Some states could consider, for example, allowing solar photovoltaics backed up by batteries to qualify as an alternative energy source under existing renewable standards, the report says. Under many state renewable mandates, only the photovoltaic portion of such a battery-solar system would qualify, making it unusable in the case of a power outage.

Similarly, combined heat and power systems do not qualify under some state renewable standards unless they are fueled by biomass, which is not always an available fuel in urban centers prone to blackouts. Combined heat and power systems use both the heat and electricity of an energy source, which advocates say makes them more efficient than typical fossil fuel power plants. These systems also can operate apart from the grid.

A power ‘resiliency’ market develops

The power outage issue often was a matter of life and death during last year’s Superstorm Sandy, said Lewis Milford, president of the Clean Energy Group. The storm left 8 million without power.

After the storm, for example, several city hospitals evacuated patients because of backup generator failures, including the entire 215-patient population at New York University’s Langone Medical Center.

“The politics have dramatically changed. There is a sense of vulnerability,” said Milford about the attention of Northeastern states to critical infrastructure. In an editorial in The Huffington Post, Milford said a “power resiliency” market is developing in Northeastern states with help from some new programs and businesses specifically targeting technology linkages between renewable energy and critical power outages.

In the wake of Sandy, New Jersey, New York and Connecticut are considering — or are already implementing — programs that could provide blueprints for “resilient clean power,” even though many of these programs have not yet been officially incorporated into state renewable mandates, according to the report.

Last month, Gov. Andrew Cuomo (D-N.Y.) announced $40 million in funding for combined heat and power projects that could guard against power outages. New York also has a fuel cell program within its state RPS.

In New Jersey, the Board of Public Utilities is considering a standard for “storm response” combined heat and power systems that would be developed via on-bill financing, the report notes.

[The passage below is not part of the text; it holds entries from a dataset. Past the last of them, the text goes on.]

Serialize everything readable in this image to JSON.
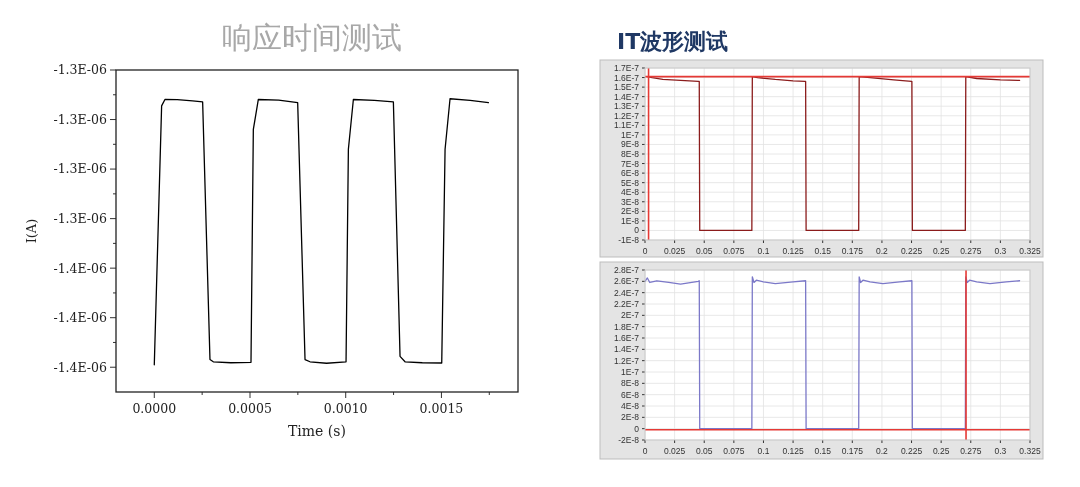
{
  "chart_data": [
    {
      "type": "line",
      "title": "响应时间测试",
      "xlabel": "Time (s)",
      "ylabel": "I(A)",
      "xlim": [
        -0.0002,
        0.0019
      ],
      "ylim": [
        -1.41e-06,
        -1.28e-06
      ],
      "grid": false,
      "xticks": [
        {
          "value": 0,
          "label": "0.0000"
        },
        {
          "value": 0.00025,
          "label": null
        },
        {
          "value": 0.0005,
          "label": "0.0005"
        },
        {
          "value": 0.00075,
          "label": null
        },
        {
          "value": 0.001,
          "label": "0.0010"
        },
        {
          "value": 0.00125,
          "label": null
        },
        {
          "value": 0.0015,
          "label": "0.0015"
        },
        {
          "value": 0.00175,
          "label": null
        }
      ],
      "yticks": [
        {
          "value": -1.28e-06,
          "label": "-1.3E-06"
        },
        {
          "value": -1.29e-06,
          "label": null
        },
        {
          "value": -1.3e-06,
          "label": "-1.3E-06"
        },
        {
          "value": -1.31e-06,
          "label": null
        },
        {
          "value": -1.32e-06,
          "label": "-1.3E-06"
        },
        {
          "value": -1.33e-06,
          "label": null
        },
        {
          "value": -1.34e-06,
          "label": "-1.3E-06"
        },
        {
          "value": -1.35e-06,
          "label": null
        },
        {
          "value": -1.36e-06,
          "label": "-1.4E-06"
        },
        {
          "value": -1.37e-06,
          "label": null
        },
        {
          "value": -1.38e-06,
          "label": "-1.4E-06"
        },
        {
          "value": -1.39e-06,
          "label": null
        },
        {
          "value": -1.4e-06,
          "label": "-1.4E-06"
        }
      ],
      "series": [
        {
          "color": "#000000",
          "x": [
            0,
            3.83e-05,
            5.57e-05,
            0.00012,
            0.0002,
            0.0002526,
            0.0002909,
            0.0003083,
            0.0004,
            0.0005052,
            0.0005174,
            0.0005435,
            0.00065,
            0.0007491,
            0.0007874,
            0.0008135,
            0.0009,
            0.0010017,
            0.0010139,
            0.00104,
            0.00115,
            0.001249,
            0.0012838,
            0.00131,
            0.0014,
            0.0015016,
            0.001519,
            0.001545,
            0.00165,
            0.0017456
          ],
          "values": [
            -1.399e-06,
            -1.2945e-06,
            -1.2919e-06,
            -1.292e-06,
            -1.2925e-06,
            -1.2929e-06,
            -1.3969e-06,
            -1.3978e-06,
            -1.3982e-06,
            -1.398e-06,
            -1.304e-06,
            -1.2919e-06,
            -1.2922e-06,
            -1.2932e-06,
            -1.3969e-06,
            -1.3978e-06,
            -1.3984e-06,
            -1.3978e-06,
            -1.312e-06,
            -1.2919e-06,
            -1.2923e-06,
            -1.2929e-06,
            -1.3956e-06,
            -1.3978e-06,
            -1.3982e-06,
            -1.3983e-06,
            -1.312e-06,
            -1.2916e-06,
            -1.2923e-06,
            -1.2932e-06
          ]
        }
      ]
    },
    {
      "type": "line",
      "title": "IT波形测试",
      "xlim": [
        0,
        0.325
      ],
      "ylim": [
        -1e-08,
        1.7e-07
      ],
      "grid": true,
      "xticks": [
        0,
        0.025,
        0.05,
        0.075,
        0.1,
        0.125,
        0.15,
        0.175,
        0.2,
        0.225,
        0.25,
        0.275,
        0.3,
        0.325
      ],
      "yticks": [
        {
          "value": -1e-08,
          "label": "-1E-8"
        },
        0,
        {
          "value": 1e-08,
          "label": "1E-8"
        },
        {
          "value": 2e-08,
          "label": "2E-8"
        },
        {
          "value": 3e-08,
          "label": "3E-8"
        },
        {
          "value": 4e-08,
          "label": "4E-8"
        },
        {
          "value": 5e-08,
          "label": "5E-8"
        },
        {
          "value": 6e-08,
          "label": "6E-8"
        },
        {
          "value": 7e-08,
          "label": "7E-8"
        },
        {
          "value": 8e-08,
          "label": "8E-8"
        },
        {
          "value": 9e-08,
          "label": "9E-8"
        },
        {
          "value": 1e-07,
          "label": "1E-7"
        },
        {
          "value": 1.1e-07,
          "label": "1.1E-7"
        },
        {
          "value": 1.2e-07,
          "label": "1.2E-7"
        },
        {
          "value": 1.3e-07,
          "label": "1.3E-7"
        },
        {
          "value": 1.4e-07,
          "label": "1.4E-7"
        },
        {
          "value": 1.5e-07,
          "label": "1.5E-7"
        },
        {
          "value": 1.6e-07,
          "label": "1.6E-7"
        },
        {
          "value": 1.7e-07,
          "label": "1.7E-7"
        }
      ],
      "ref_lines": [
        {
          "axis": "y",
          "value": 1.61e-07,
          "color": "#e53935"
        },
        {
          "axis": "x",
          "value": 0.003,
          "color": "#e53935"
        }
      ],
      "series": [
        {
          "color": "#8b1c1c",
          "x": [
            0.002,
            0.006,
            0.015,
            0.03,
            0.045,
            0.0458,
            0.0462,
            0.07,
            0.0902,
            0.0906,
            0.095,
            0.11,
            0.125,
            0.135,
            0.1356,
            0.136,
            0.16,
            0.1804,
            0.1808,
            0.19,
            0.21,
            0.225,
            0.2253,
            0.2257,
            0.25,
            0.2704,
            0.2708,
            0.28,
            0.3,
            0.3162
          ],
          "values": [
            1.61e-07,
            1.6e-07,
            1.58e-07,
            1.57e-07,
            1.56e-07,
            1.56e-07,
            0,
            0,
            0,
            1.61e-07,
            1.6e-07,
            1.58e-07,
            1.565e-07,
            1.56e-07,
            1.56e-07,
            0,
            0,
            0,
            1.61e-07,
            1.6e-07,
            1.575e-07,
            1.56e-07,
            1.56e-07,
            0,
            0,
            0,
            1.61e-07,
            1.59e-07,
            1.575e-07,
            1.57e-07
          ]
        }
      ]
    },
    {
      "type": "line",
      "xlim": [
        0,
        0.325
      ],
      "ylim": [
        -2e-08,
        2.8e-07
      ],
      "grid": true,
      "xticks": [
        0,
        0.025,
        0.05,
        0.075,
        0.1,
        0.125,
        0.15,
        0.175,
        0.2,
        0.225,
        0.25,
        0.275,
        0.3,
        0.325
      ],
      "yticks": [
        {
          "value": -2e-08,
          "label": "-2E-8"
        },
        0,
        {
          "value": 2e-08,
          "label": "2E-8"
        },
        {
          "value": 4e-08,
          "label": "4E-8"
        },
        {
          "value": 6e-08,
          "label": "6E-8"
        },
        {
          "value": 8e-08,
          "label": "8E-8"
        },
        {
          "value": 1e-07,
          "label": "1E-7"
        },
        {
          "value": 1.2e-07,
          "label": "1.2E-7"
        },
        {
          "value": 1.4e-07,
          "label": "1.4E-7"
        },
        {
          "value": 1.6e-07,
          "label": "1.6E-7"
        },
        {
          "value": 1.8e-07,
          "label": "1.8E-7"
        },
        {
          "value": 2e-07,
          "label": "2E-7"
        },
        {
          "value": 2.2e-07,
          "label": "2.2E-7"
        },
        {
          "value": 2.4e-07,
          "label": "2.4E-7"
        },
        {
          "value": 2.6e-07,
          "label": "2.6E-7"
        },
        {
          "value": 2.8e-07,
          "label": "2.8E-7"
        }
      ],
      "ref_lines": [
        {
          "axis": "y",
          "value": -2e-09,
          "color": "#e53935"
        },
        {
          "axis": "x",
          "value": 0.271,
          "color": "#e53935"
        }
      ],
      "series": [
        {
          "color": "#7b78c8",
          "x": [
            0,
            0.002,
            0.004,
            0.01,
            0.02,
            0.03,
            0.045,
            0.0458,
            0.0462,
            0.07,
            0.0902,
            0.0906,
            0.092,
            0.094,
            0.1,
            0.11,
            0.125,
            0.1356,
            0.136,
            0.16,
            0.1804,
            0.1808,
            0.182,
            0.184,
            0.19,
            0.2008,
            0.215,
            0.2253,
            0.2257,
            0.25,
            0.2704,
            0.2708,
            0.272,
            0.274,
            0.28,
            0.2912,
            0.305,
            0.3162
          ],
          "values": [
            2.6e-07,
            2.66e-07,
            2.58e-07,
            2.61e-07,
            2.58e-07,
            2.55e-07,
            2.6e-07,
            2.61e-07,
            0,
            0,
            0,
            2.68e-07,
            2.58e-07,
            2.62e-07,
            2.59e-07,
            2.56e-07,
            2.59e-07,
            2.61e-07,
            0,
            0,
            0,
            2.68e-07,
            2.58e-07,
            2.62e-07,
            2.59e-07,
            2.56e-07,
            2.59e-07,
            2.61e-07,
            0,
            0,
            0,
            2.68e-07,
            2.58e-07,
            2.62e-07,
            2.59e-07,
            2.56e-07,
            2.59e-07,
            2.61e-07
          ]
        }
      ]
    }
  ]
}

Worries about displacing renewable energy

Renewable standards have their share of fervent critics, including lawmakers in states such as North Carolina who recently attempted repeal efforts. But some of the challenge to the idea of changing renewable standards also comes from environmentalists.

The New Jersey proposal, while technically designed outside of the state renewable standard, would not be helpful, said Jeff Tittel, director of the New Jersey chapter of the Sierra Club. A recently floated state bill with a similar concept has the potential to pit combined heat and power — which utilizes fossil fuels — against renewables, he said.

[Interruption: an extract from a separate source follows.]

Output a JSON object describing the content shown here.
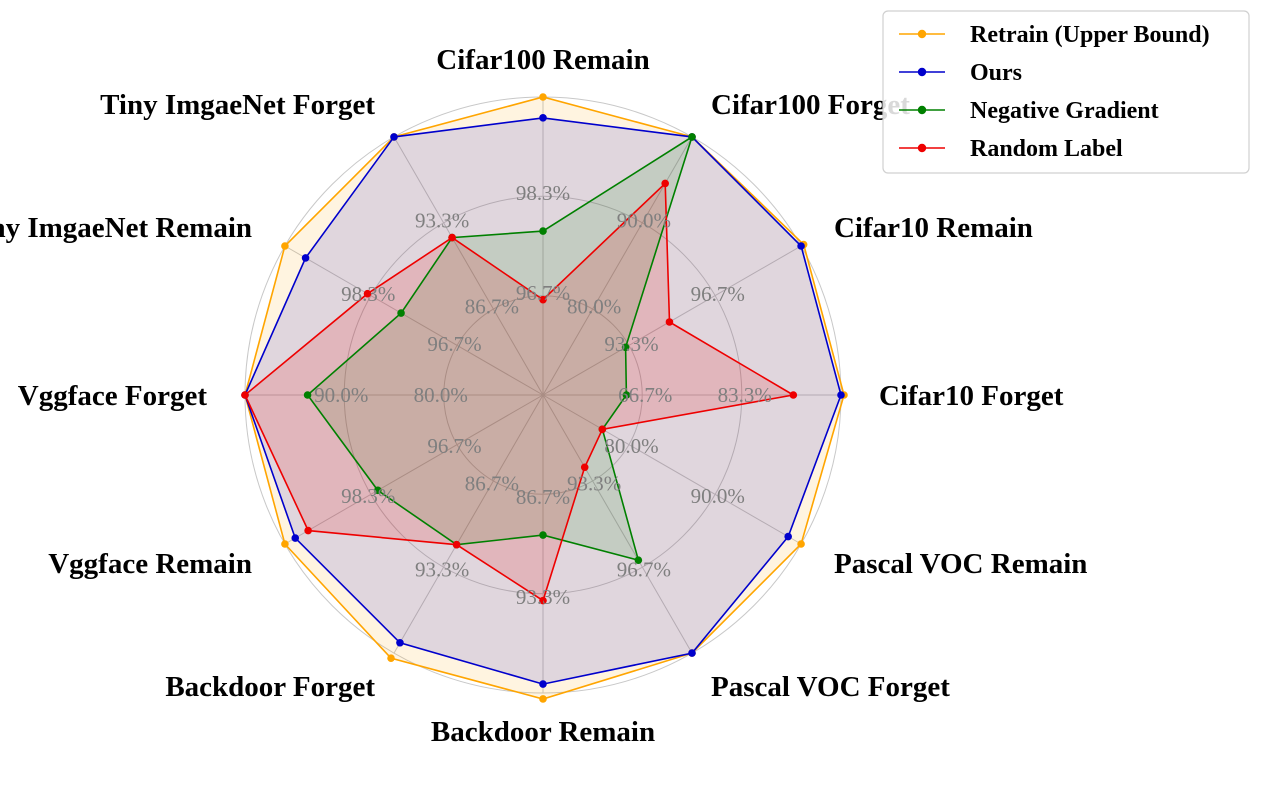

“In order to pay for combined heat and power, we are going to be muscling out cleaner forms of energy,” Tittel said. “It doesn’t rise to the same level as wind and solar.”

The report suggests that states consider capping the number of qualifying “resiliency” projects to avoid hampering other renewable sources. The fact that such resiliency projects would apply to a limited number of critical facilities like hospitals and police stations would reduce any problems, it says.

“It is unlikely that energy resiliency projects would displace a significant amount of renewable energy deployment, due to the numerous criteria energy resilience projects must meet,” the report states.